GettingStuffed · 26/02/2024 19:10

I'm recovering from an op and can't do much until the end of the week and DH is spoiling me. He also generally does most of the cooking, although I'm actually the better cook

Feelingleftoutagain · 26/02/2024 19:14

My wonderful husband, got so fed up with NHS messing me around he phoned up private hospital and paid for my op as he couldn't stand seeing me in pain. He also stayed while I had my op as he said he wanted to see me with his own eyes afterwards to make sure I was OK, when I came out of hospital, my house was immaculate and he looked after me until I felt better. This is just one example of my lovely thoughtful hubby.

NeedthatFridayfeeling · 26/02/2024 19:17

Mine deals with the dishwasher, the bins and the gardening, cooking is equal. He bakes with our daughter.
When I'm ill he takes over everything, does all the cooking, washing up, the school runs, homework help etc.
He earns more than me and happily pays more towards the mortgage and holidays so that i have money left each month to spend on whatever i want.
He loves spending time with our daughter and will always play with her, take her places on his own (not afraid of looking after her unlike some you read about!)
These comments are so lovely and i hope it gives others hope.
Great thread OP.

CreativeNameChange · 26/02/2024 20:50

My DH doesn't prioritise his career over mine, despite him being the higher earner (and earning 27k more than I do).

His job is far more flexible than mine (with fewer meetings and no fixed hours) so most of the time when our son gets sent home from nursery with illness during the workweek DH deals with the childcare emergency, as it's easier for him to make the time up on the weekends.

VioletPickles · 27/02/2024 02:32

I definitely have one of the glass by the dishwasher ones. He wouldn’t even think of doing most of this stuff. I don’t even get a cup of tea. Jealous of you all. Couldn’t imagine starting again though, I don’t think anyone would want a mum of 4.

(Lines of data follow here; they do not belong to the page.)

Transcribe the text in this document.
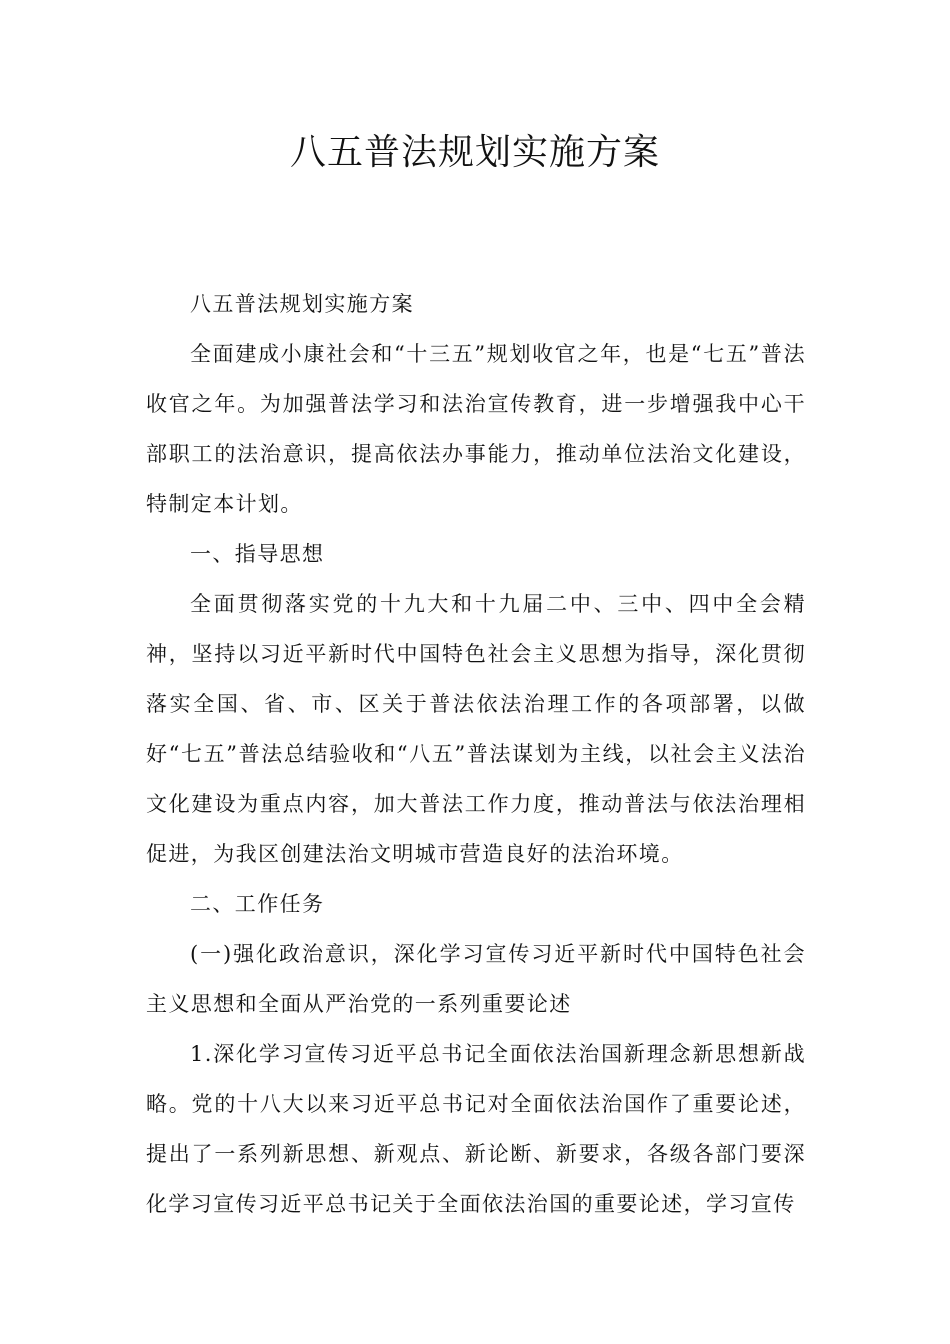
八五普法规划实施方案

八五普法规划实施方案

全面建成小康社会和“十三五”规划收官之年，也是“七五”普法收官之年。为加强普法学习和法治宣传教育，进一步增强我中心干部职工的法治意识，提高依法办事能力，推动单位法治文化建设，特制定本计划。

一、指导思想

全面贯彻落实党的十九大和十九届二中、三中、四中全会精神，坚持以习近平新时代中国特色社会主义思想为指导，深化贯彻落实全国、省、市、区关于普法依法治理工作的各项部署，以做好“七五”普法总结验收和“八五”普法谋划为主线，以社会主义法治文化建设为重点内容，加大普法工作力度，推动普法与依法治理相促进，为我区创建法治文明城市营造良好的法治环境。

二、工作任务

(一)强化政治意识，深化学习宣传习近平新时代中国特色社会主义思想和全面从严治党的一系列重要论述

1.深化学习宣传习近平总书记全面依法治国新理念新思想新战略。党的十八大以来习近平总书记对全面依法治国作了重要论述，提出了一系列新思想、新观点、新论断、新要求，各级各部门要深化学习宣传习近平总书记关于全面依法治国的重要论述，学习宣传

Valeriekat · 27/02/2024 08:41

Too many good things (we have been married nearly 40 years).

qualitystreetforme · 27/02/2024 09:05

I came home from a visit to friends to find that he'd had a 'catio' built on to the back of the house. While that was going up he'd consulted some You Tube videos and created some things to make cats happy in the adjoining sitting room. Runs around the wall, high up beds, that sort of thing. It meant that I could go find the unusual breed of cat that I'd been wanting for ages, and they could be safe and happy indoor cats. A few weeks later we found them at an RSPCA shelter.